As for being more expensive, that's based on the idea that higher costs necessarily lead to higher prices, which is far from a constant truth outside of the world of spherical cows and perfect competition. In some sectors, it could make it harder for startups to compete, raising the rent that an incumbent may be able to extract from consumers as profits.

Besides, removing advertising would remove a vehicle but not the motivation, so it's to be expected that firms would continue to invest in ways of capturing customers, which may or may not be cheaper that advertising.

Empirically, the results seem mixed, with the removal of advertising both lowering as well as raising prices in different sectors of the economy, so the conclusions aren't obvious.

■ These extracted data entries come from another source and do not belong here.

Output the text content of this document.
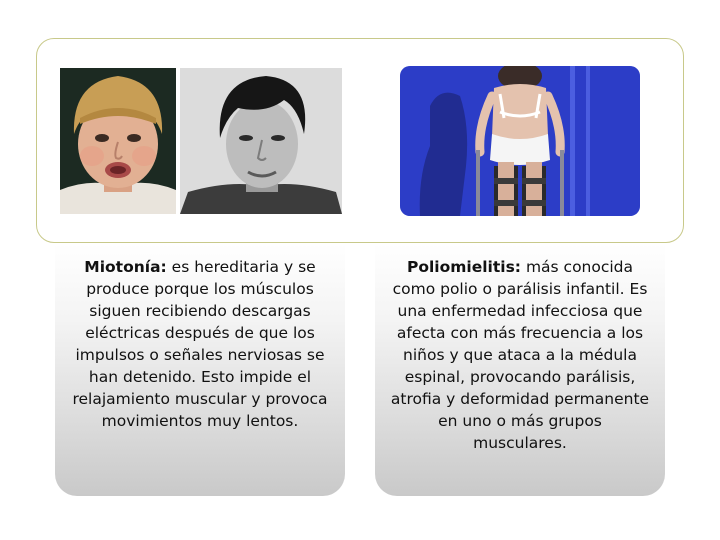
Miotonía: es hereditaria y se produce porque los músculos siguen recibiendo descargas eléctricas después de que los impulsos o señales nerviosas se han detenido. Esto impide el relajamiento muscular y provoca movimientos muy lentos.
Poliomielitis: más conocida como polio o parálisis infantil. Es una enfermedad infecciosa que afecta con más frecuencia a los niños y que ataca a la médula espinal, provocando parálisis, atrofia y deformidad permanente en uno o más grupos musculares.
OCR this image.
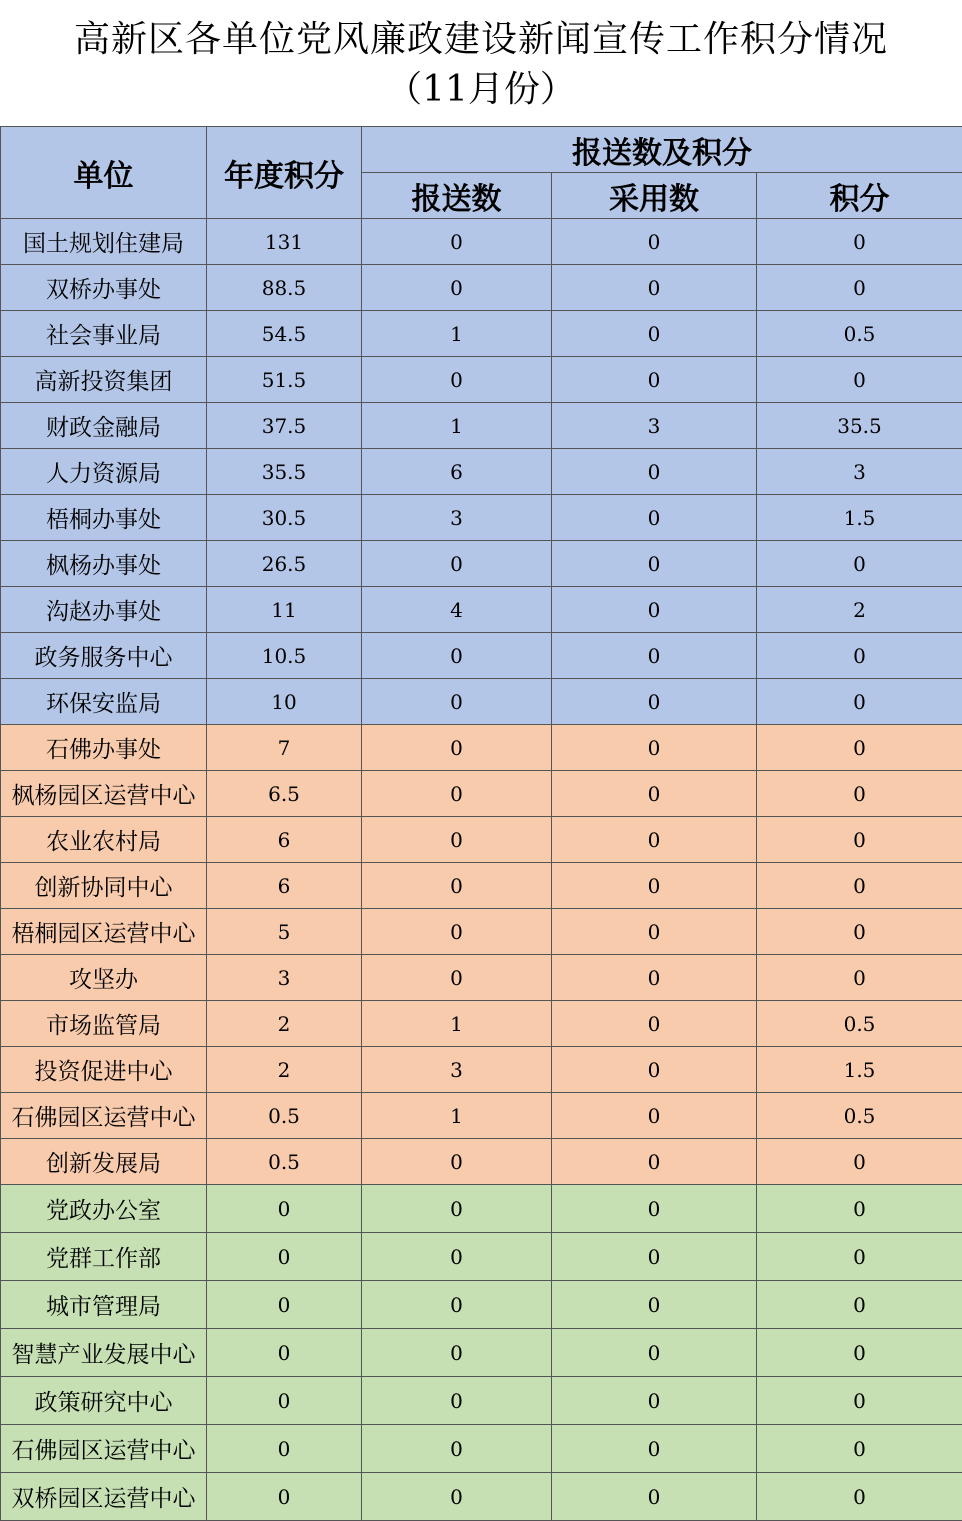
高新区各单位党风廉政建设新闻宣传工作积分情况
（11月份）
单位	年度积分	报送数及积分		
		报送数	采用数	积分
国土规划住建局	131	0	0	0
双桥办事处	88.5	0	0	0
社会事业局	54.5	1	0	0.5
高新投资集团	51.5	0	0	0
财政金融局	37.5	1	3	35.5
人力资源局	35.5	6	0	3
梧桐办事处	30.5	3	0	1.5
枫杨办事处	26.5	0	0	0
沟赵办事处	11	4	0	2
政务服务中心	10.5	0	0	0
环保安监局	10	0	0	0
石佛办事处	7	0	0	0
枫杨园区运营中心	6.5	0	0	0
农业农村局	6	0	0	0
创新协同中心	6	0	0	0
梧桐园区运营中心	5	0	0	0
攻坚办	3	0	0	0
市场监管局	2	1	0	0.5
投资促进中心	2	3	0	1.5
石佛园区运营中心	0.5	1	0	0.5
创新发展局	0.5	0	0	0
党政办公室	0	0	0	0
党群工作部	0	0	0	0
城市管理局	0	0	0	0
智慧产业发展中心	0	0	0	0
政策研究中心	0	0	0	0
石佛园区运营中心	0	0	0	0
双桥园区运营中心	0	0	0	0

I dislike advertising and I work for a company that charges for its products, by the way.

I may just be paranoid, but I'm convinced that when wearable passive cameras (glass) are culturally acceptable the first thing Google et al will be pushing for is an option to "pop in", and analyze your environment.

Imagine you could see through the eyes of your customer interacting with your brand or a competitor's. Imagine being able to see how your customers shop, what they're eating today, and more importantly a view of their network from their eyes.

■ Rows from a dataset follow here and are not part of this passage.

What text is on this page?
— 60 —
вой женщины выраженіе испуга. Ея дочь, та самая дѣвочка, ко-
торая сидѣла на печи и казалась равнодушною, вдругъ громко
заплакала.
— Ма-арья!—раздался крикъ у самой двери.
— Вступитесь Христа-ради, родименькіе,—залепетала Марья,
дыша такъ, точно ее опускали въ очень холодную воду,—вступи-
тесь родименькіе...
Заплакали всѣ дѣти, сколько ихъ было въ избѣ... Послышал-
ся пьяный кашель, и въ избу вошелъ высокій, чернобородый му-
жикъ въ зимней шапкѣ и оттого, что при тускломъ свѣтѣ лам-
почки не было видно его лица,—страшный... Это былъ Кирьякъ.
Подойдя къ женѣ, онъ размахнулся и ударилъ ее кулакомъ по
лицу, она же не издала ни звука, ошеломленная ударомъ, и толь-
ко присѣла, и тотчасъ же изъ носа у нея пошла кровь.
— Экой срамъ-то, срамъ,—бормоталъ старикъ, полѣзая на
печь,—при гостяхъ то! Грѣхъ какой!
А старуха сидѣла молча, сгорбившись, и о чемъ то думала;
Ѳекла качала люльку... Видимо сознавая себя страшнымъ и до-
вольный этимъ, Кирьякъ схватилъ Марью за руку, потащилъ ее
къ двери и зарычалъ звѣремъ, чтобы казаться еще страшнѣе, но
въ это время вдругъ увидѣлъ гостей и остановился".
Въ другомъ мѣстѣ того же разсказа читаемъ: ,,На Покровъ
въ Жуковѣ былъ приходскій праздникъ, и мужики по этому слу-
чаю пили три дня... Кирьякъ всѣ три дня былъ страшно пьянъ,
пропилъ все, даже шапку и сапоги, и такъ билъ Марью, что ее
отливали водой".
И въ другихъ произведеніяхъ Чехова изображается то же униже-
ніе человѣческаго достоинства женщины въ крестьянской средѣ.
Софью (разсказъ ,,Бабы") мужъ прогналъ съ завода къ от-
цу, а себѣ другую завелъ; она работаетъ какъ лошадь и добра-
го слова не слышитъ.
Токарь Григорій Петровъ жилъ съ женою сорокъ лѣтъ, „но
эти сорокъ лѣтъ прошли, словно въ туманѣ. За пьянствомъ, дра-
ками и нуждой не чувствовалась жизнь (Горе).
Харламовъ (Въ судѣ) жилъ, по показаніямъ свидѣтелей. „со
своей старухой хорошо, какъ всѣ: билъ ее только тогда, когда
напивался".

It doesn't have to be that creepy, merely an agreement to let Google collect information while you shop based on GPS data seems innocent enough.

Advertising will get more insidious, someone convince me I'm wrong please (I'm being sincere, I don't want to hate technology).

I don't use an adblocker but I am real close to doing so. Why? Because of the jerks who think it is okay to run a bunch of animated graphics, moving images, or videos. I am also not happy about the pervasive tracking of users.
I use an ad blocker. I used to use it without a filter list and would manually block any ad I found intrusive (e.g. Flash ads, ads that pick words out of the page content and highlight them, animated image ads), but then it simply became too much work. The tipping point for switching to filter list was spending two hours trying to figure out how to block YouTube video ads.

I want to support the sites I browse, but ad networks that host intrusive ads give all ads a bad name. Even worse are the irresponsible ad networks that allow advertisers to execute JavaScript, embed PDFs, embed Java applets, or even embed an entire iframe with a URL of the advertiser's choosing.